Mi madre me señaló la zona peligrosa, la más profunda y negra, donde nadie se atrevía a ir. Mi sorpresa fue mayúscula cuando me di cuenta de que esa zona rodeaba todo el centro del bosque. Se decía que allí vivían seres aterradores. Nadie los conocía, pero quien los había intentado ver, jamás regresó para contarlo. Alguna vez algún pájaro gris traía algún hueso perteneciente al curioso. Pero nunca el cuerpo entero.

lunes, 23 de mayo de 2011

La decisión

La silla se giró lentamente y ante mis ojos apareció la mujer más bella jamás vista. Parecía como un hada salida de alguno de los cuentos que había leído en la biblioteca. Tenía el cabello dorado y muy largo, una tez blanca y delicada, como la porcelana más fina, y, sus ojos parecían un profundo océano.
Se acercó a mí y empezó a desprender una intensa luz. Puso su mano sobre mi hombro y dio una vuelta a mi alrededor. Después se paró en seco y miró a mi padre.
-Después de estar ocultándolo tantos años- hizo una breve pausa para mirarme otra vez- no nos podemos arriesgar a que lo encuentren aquí-. dijo con su dulce voz.
-¿Qué estás proponiendo?- masculló mi padre con terror en los ojos.
-Debe irse de aquí- respondió la dama con calma.
-¿Irme?- pregunté confuso.
-Imposible, si se tiene que ir, me iré con él- dijo mi padre con firmeza.
-Se debe marchar solo y esconderse, si vas tu, se levantarán sospechas de que algo extraño pasa y todo nuestro esfuerzo habrá sido en vano- le replicó la dama a mi padre.
-Es un niño- contestó mi padre mientras una lágrima le resbalaba por la mejilla.
-Es el único que no es un niño, por eso debe huir, para salvarlos a todos....- concluyó la dama y con un giró sobre si misma desapareció, dejándonos a los dos sin palabras.
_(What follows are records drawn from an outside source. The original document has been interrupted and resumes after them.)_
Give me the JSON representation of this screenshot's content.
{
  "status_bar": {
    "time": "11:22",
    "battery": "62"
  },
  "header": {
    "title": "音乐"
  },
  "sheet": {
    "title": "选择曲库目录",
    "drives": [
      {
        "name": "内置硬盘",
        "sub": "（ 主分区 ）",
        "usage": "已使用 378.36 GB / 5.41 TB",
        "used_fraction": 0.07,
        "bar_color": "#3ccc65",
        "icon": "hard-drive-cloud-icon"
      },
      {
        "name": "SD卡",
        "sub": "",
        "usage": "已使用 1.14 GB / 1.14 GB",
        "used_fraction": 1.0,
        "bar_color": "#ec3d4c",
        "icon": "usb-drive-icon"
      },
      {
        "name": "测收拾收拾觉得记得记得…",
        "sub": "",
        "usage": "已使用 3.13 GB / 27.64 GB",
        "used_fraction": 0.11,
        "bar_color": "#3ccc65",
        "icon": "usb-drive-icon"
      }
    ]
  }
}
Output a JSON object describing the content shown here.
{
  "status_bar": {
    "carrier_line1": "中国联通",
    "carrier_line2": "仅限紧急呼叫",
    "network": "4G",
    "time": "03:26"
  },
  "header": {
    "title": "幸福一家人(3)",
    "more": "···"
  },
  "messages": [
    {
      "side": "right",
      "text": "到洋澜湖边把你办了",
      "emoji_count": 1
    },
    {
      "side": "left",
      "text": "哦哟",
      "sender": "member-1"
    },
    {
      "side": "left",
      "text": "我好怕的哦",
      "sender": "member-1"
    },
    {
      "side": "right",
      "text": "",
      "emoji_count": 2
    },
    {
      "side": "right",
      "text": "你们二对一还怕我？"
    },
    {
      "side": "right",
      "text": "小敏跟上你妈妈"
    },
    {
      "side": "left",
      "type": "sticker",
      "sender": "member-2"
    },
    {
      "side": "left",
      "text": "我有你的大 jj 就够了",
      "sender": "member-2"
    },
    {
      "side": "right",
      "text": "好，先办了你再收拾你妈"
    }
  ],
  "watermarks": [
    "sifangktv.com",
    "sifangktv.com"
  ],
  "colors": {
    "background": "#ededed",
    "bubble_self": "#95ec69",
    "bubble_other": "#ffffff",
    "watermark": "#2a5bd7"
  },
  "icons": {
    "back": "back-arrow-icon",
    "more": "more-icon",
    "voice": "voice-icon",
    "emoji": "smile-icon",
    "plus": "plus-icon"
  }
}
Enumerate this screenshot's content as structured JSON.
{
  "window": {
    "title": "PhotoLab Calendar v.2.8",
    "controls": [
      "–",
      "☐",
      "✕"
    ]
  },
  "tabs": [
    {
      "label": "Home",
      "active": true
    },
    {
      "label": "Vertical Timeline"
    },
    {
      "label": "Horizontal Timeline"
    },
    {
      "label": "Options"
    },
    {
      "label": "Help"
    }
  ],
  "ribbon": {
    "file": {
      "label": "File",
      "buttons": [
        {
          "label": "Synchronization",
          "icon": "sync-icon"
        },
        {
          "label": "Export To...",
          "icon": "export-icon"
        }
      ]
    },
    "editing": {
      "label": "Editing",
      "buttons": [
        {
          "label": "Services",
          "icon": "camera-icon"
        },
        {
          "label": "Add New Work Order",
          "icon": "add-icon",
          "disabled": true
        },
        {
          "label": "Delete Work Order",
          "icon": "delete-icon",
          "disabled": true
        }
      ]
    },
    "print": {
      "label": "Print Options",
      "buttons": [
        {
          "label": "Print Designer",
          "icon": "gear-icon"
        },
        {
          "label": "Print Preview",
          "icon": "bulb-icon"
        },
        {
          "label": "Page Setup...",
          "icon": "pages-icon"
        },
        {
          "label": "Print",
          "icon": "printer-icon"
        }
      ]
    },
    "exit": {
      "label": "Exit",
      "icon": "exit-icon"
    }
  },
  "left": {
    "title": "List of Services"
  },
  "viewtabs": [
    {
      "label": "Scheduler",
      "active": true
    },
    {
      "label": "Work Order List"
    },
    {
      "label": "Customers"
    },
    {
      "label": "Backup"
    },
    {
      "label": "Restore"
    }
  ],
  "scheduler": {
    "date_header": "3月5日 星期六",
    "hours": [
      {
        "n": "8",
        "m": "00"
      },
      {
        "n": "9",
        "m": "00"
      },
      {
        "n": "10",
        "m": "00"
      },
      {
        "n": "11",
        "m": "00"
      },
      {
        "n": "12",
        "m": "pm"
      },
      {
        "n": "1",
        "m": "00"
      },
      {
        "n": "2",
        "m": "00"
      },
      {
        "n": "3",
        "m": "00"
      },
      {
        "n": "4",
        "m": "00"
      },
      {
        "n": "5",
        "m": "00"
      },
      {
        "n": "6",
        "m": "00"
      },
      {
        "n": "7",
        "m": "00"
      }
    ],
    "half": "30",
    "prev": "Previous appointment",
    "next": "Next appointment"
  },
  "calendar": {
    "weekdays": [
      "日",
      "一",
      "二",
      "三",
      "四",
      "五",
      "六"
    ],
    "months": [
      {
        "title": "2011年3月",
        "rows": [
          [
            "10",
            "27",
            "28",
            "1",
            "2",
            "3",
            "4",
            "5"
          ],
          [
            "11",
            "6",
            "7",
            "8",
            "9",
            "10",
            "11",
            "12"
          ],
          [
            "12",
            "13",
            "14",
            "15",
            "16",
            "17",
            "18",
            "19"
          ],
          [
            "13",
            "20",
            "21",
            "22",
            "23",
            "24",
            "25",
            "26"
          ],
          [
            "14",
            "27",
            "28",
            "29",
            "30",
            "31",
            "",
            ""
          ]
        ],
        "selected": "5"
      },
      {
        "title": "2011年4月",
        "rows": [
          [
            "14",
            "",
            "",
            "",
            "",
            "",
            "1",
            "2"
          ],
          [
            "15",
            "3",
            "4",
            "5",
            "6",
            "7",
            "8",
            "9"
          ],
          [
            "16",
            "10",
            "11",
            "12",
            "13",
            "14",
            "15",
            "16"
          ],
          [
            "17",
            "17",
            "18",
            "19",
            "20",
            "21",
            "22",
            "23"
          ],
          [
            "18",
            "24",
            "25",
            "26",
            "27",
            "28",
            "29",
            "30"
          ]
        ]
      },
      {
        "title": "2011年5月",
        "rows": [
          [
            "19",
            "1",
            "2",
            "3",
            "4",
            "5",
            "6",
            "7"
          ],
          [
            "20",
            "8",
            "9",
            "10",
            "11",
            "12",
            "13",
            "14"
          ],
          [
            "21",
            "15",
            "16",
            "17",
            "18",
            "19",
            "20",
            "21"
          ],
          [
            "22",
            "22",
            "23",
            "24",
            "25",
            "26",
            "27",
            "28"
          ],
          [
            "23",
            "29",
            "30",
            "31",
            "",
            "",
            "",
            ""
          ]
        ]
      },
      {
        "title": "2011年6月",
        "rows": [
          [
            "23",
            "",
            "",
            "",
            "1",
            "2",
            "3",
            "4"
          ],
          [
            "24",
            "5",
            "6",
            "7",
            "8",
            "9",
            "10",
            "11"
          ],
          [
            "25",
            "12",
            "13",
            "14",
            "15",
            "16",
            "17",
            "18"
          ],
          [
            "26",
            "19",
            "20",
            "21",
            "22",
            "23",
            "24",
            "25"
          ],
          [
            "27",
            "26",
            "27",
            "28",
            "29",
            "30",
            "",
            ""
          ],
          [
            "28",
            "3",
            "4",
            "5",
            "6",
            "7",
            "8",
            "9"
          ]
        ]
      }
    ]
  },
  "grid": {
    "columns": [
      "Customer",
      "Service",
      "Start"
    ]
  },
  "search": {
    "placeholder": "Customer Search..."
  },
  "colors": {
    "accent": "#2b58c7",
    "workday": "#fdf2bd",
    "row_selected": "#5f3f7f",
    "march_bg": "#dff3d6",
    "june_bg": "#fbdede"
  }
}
jueves, 19 de mayo de 2011

El resplandor

Estuve encerrado en casa y en penumbra los dos días siguientes. Me sentía como en una jaula de oro donde no me faltaba de nada excepto libertad. Mi padre salía más que de costumbre, intentaba estar sereno pero, pequeños detalles delataban su nerviosismo. Por lo menos, mientras él no estaba, yo me sentaba en su despacho y devoraba los ejemplares de la biblioteca. Intentaba encontrar la razón de la oscuridad y la neblina de nuestro bosque. Algunos hablaban de la era anterior, donde todo eran colores y melodías, y otros hablaban de la era actual, de la oscuridad, de los sacrificios, de los maleficios y de los espíritus de la noche, pero ninguno de la transición.
Sin darme cuenta la noche llegó y mi padre todavía no aparecía. Fui a preguntar por él pero no obtuve respuesta. Tan solo deseaba que no le hubiese pasado nada, me sentía culpable por toda la inquietud que nos rodeaba.Cuando ya estaba preparándome para cenar oí la voz de mi padre en el despacho. No sabía como había llegado hasta allí pero me alegraba oír su voz. Pero no estaba solo, un leve susurro le contestaba.
Me acerqué para averiguar más, pero fui descubierto y me invitaron a entrar.
Mi padre estaba apoyado en el alfeizar de la ventana y la silla del despacho estaba dada la vuelta. Cuando me adentré un resplandor empezó a salir de la silla y un dulce canto envolvió la habitación.

lunes, 16 de mayo de 2011

A la luz de las llamas

En el camino de vuelta, vi una pequeña luz en una casa cercana. Me acerqué y me asomé a la ventana. Miré adentro con mucha cautela con miedo a ser descubierto. Cuando conseguí aclarar mi visión algo sorprendente ocurrió. Apareció la imagen de un niño pequeño jugando cerca de unas llamas. Hasta entonces yo creía que era el único humano. Esta visión cambiaba todos mis pensamientos, tenía que investigar más sobre el pueblo.
Miré a mi alrededor, el amanecer pronto llegaría, tenía que volver a casa antes que los demás se despertasen. Pensaba volver la noche siguiente...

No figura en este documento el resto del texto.